In the first parable of today’s text, an enemy has come in the night to sow weeds in the midst of his neighbor’s wheat field (Matthew 13:25). This enemy may be thought of more as a neighboring farmer who will enjoy making his fellow farmer look a bit foolish. He will get the attention when others learn how he has made his neighbor look ridiculous when the weeds begin to grow with the wheat. The possibility that an enemy might try to embarrass a fellow farmer by deliberately sowing weeds in another’s field was not just hypothetical. Further, the farmer who did not try to rectify or retaliate in some fashion would appear even more foolish in the eyes of his neighbors, because he would be thought of as weak and not able to defend his property or his reputation. But as the parable unfolds, he turns out to be the wiser of the two. He was wise enough to know that the weeds would be unable to choke off his wheat, and the two would be able to grow together. At the time for the harvest, he has both his wheat harvest and some fuel for his fire. For the Christians who will hear this parable through the Gospel, the parable also points to Jesus himself, who, in his passion, is strong enough to endure the wickedness of others without needing to lash out in defense–yet in the end he enjoys the final vindication.
The parables that Jesus tells in this text reveal a God who is imperceptibly at work in ordinary human ways, a God who at the same time is more powerful than any outside effort to thwart God’s intentions.

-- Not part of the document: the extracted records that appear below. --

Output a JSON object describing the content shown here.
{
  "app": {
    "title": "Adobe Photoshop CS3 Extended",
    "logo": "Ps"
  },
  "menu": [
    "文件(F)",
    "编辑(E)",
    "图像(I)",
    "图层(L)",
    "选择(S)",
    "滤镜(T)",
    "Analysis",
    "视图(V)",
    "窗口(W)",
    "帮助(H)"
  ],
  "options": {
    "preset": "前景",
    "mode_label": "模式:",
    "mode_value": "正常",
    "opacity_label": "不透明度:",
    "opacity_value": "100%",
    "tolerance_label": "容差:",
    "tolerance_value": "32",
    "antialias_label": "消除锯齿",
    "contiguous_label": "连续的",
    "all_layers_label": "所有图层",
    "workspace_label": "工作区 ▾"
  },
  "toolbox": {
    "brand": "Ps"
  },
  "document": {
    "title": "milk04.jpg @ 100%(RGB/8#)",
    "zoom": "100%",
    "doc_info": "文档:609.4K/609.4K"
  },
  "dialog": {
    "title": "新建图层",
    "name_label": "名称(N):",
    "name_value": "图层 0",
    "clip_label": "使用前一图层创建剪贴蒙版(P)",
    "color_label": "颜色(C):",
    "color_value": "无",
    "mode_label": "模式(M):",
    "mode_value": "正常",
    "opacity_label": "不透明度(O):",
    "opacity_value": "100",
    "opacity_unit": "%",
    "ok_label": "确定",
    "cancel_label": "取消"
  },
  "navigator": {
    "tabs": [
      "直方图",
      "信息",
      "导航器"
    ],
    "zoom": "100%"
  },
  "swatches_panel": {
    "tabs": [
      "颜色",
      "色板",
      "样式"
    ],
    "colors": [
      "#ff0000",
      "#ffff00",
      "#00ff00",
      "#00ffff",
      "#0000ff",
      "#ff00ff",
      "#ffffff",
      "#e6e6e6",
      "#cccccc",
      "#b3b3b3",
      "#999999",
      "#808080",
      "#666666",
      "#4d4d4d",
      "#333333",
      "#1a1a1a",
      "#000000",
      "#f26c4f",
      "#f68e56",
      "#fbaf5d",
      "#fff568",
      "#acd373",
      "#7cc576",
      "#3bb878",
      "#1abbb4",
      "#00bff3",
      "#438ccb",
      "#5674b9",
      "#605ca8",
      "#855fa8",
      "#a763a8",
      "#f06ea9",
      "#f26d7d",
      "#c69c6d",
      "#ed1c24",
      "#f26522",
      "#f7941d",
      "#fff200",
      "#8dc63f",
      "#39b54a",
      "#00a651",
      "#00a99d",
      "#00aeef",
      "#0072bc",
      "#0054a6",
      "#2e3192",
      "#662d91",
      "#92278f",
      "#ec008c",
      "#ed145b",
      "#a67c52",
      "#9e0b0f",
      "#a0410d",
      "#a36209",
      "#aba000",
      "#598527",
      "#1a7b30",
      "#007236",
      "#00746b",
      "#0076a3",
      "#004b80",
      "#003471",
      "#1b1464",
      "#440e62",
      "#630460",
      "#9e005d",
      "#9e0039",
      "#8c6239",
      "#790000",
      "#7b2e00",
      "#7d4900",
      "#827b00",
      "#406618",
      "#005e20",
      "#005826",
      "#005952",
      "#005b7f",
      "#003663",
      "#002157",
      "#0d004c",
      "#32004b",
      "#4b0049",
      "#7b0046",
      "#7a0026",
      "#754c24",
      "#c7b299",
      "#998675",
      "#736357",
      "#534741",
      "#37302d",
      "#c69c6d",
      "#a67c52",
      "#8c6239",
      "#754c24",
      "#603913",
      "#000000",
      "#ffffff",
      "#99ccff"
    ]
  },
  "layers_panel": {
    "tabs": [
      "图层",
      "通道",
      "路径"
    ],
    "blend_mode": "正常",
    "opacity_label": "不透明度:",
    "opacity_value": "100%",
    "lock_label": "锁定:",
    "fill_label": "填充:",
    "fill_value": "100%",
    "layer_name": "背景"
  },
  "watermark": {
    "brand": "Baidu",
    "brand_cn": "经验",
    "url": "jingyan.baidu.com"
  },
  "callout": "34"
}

This God’s kingdom is unfolding in the lives of farmers, women, and even Gentiles. (A common symbol for Gentiles was birds that came to nest in the branches of the mustard bush.)
This Sunday, a short form of the gospel text can be used, which would only include the first parable (Matt 13:24-30). This option would strengthen a connection to the first reading (Wisdom 12:13, 16-19), but would eliminate the repetition of the line, “Whoever has ears ought to hear,” and it would pass over the reality that Jesus made a significant effort to include women in the way he taught and pointed toward the kingdom, even in his very male-dominated world.

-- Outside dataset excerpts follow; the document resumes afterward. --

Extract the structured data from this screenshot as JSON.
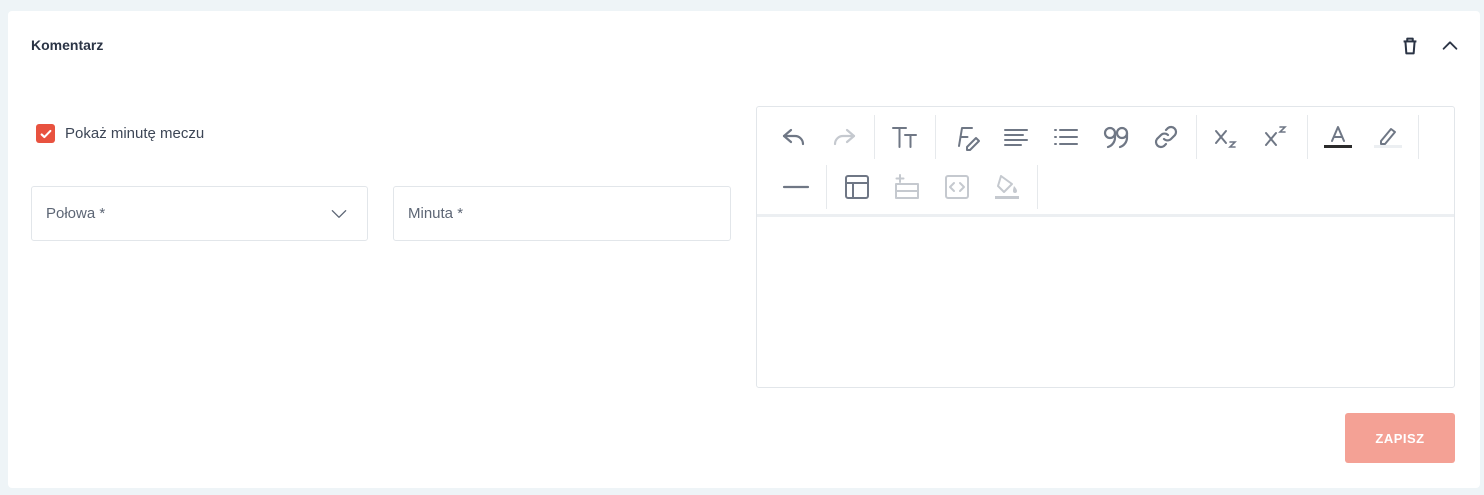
{
  "card": {
    "title": "Komentarz"
  },
  "header": {
    "delete_icon": "trash-icon",
    "collapse_icon": "chevron-up-icon"
  },
  "form": {
    "show_minute": {
      "label": "Pokaż minutę meczu",
      "checked": true
    },
    "half_select": {
      "placeholder": "Połowa *",
      "icon": "chevron-down-icon"
    },
    "minute_input": {
      "placeholder": "Minuta *"
    }
  },
  "editor": {
    "toolbar": [
      "undo-icon",
      "redo-icon",
      "font-size-icon",
      "font-style-icon",
      "align-icon",
      "list-icon",
      "blockquote-icon",
      "link-icon",
      "subscript-icon",
      "superscript-icon",
      "font-color-icon",
      "highlight-icon",
      "horizontal-rule-icon",
      "table-icon",
      "insert-row-icon",
      "code-block-icon",
      "format-painter-icon"
    ],
    "content": ""
  },
  "actions": {
    "save_label": "ZAPISZ"
  },
  "colors": {
    "accent": "#e8523f",
    "save_disabled": "#f4a195",
    "background": "#eef4f7"
  }
}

- Do you know people who enjoy playing practical jokes on others?
- Have you ever been the focus of someone else’s “practical joke?”

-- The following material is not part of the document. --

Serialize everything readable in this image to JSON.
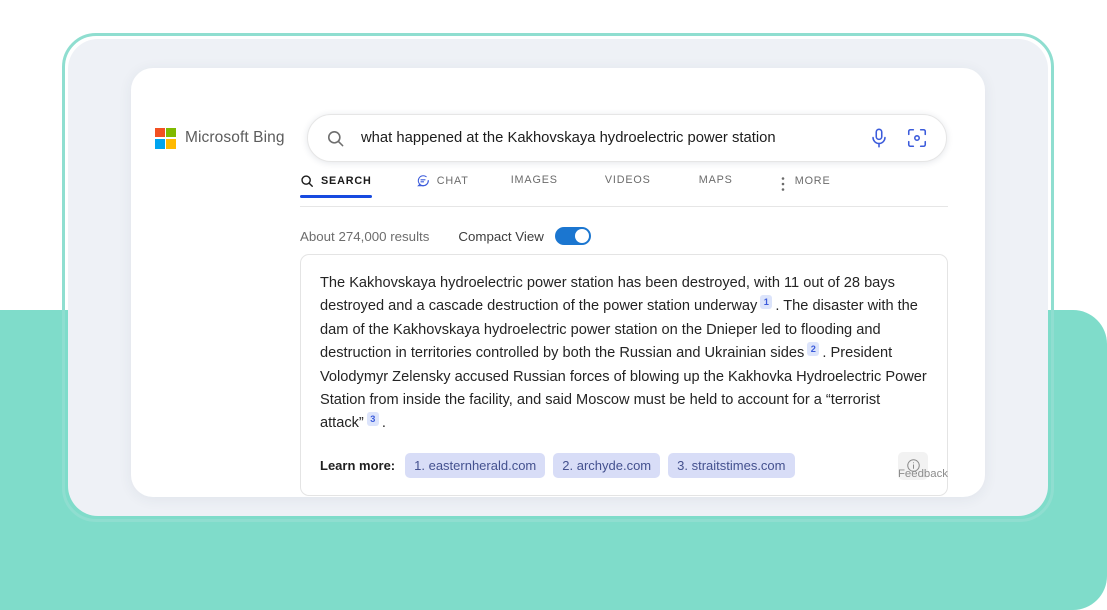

- What do you think the ordinary peasants of the day were thinking as they heard Jesus tell these parables?
- Who, in our society, might be symbolized by “weeds growing in the midst of the wheat?”
- Within you as a person, what values or behaviors might be weeds that are growing among the wheat?
- Who today speaks with the wisdom of the farmer who is willing to let the weeds grow with the wheat?
- What aspects of your life make you look or feel foolish? How might God be using those things to teach you something you need to understand?
- Do you ever feel that the kingdom of God is unfolding too slowly?
- Why would Jesus tell parables about the kingdom of God that focused on the experience of the most common of people, including women?
- Which of the parables in the gospel text speaks most strongly to you?
- What do you hear mostly strongly in this gospel? Can you take time to talk with God about what it is you are hearing in this gospel text?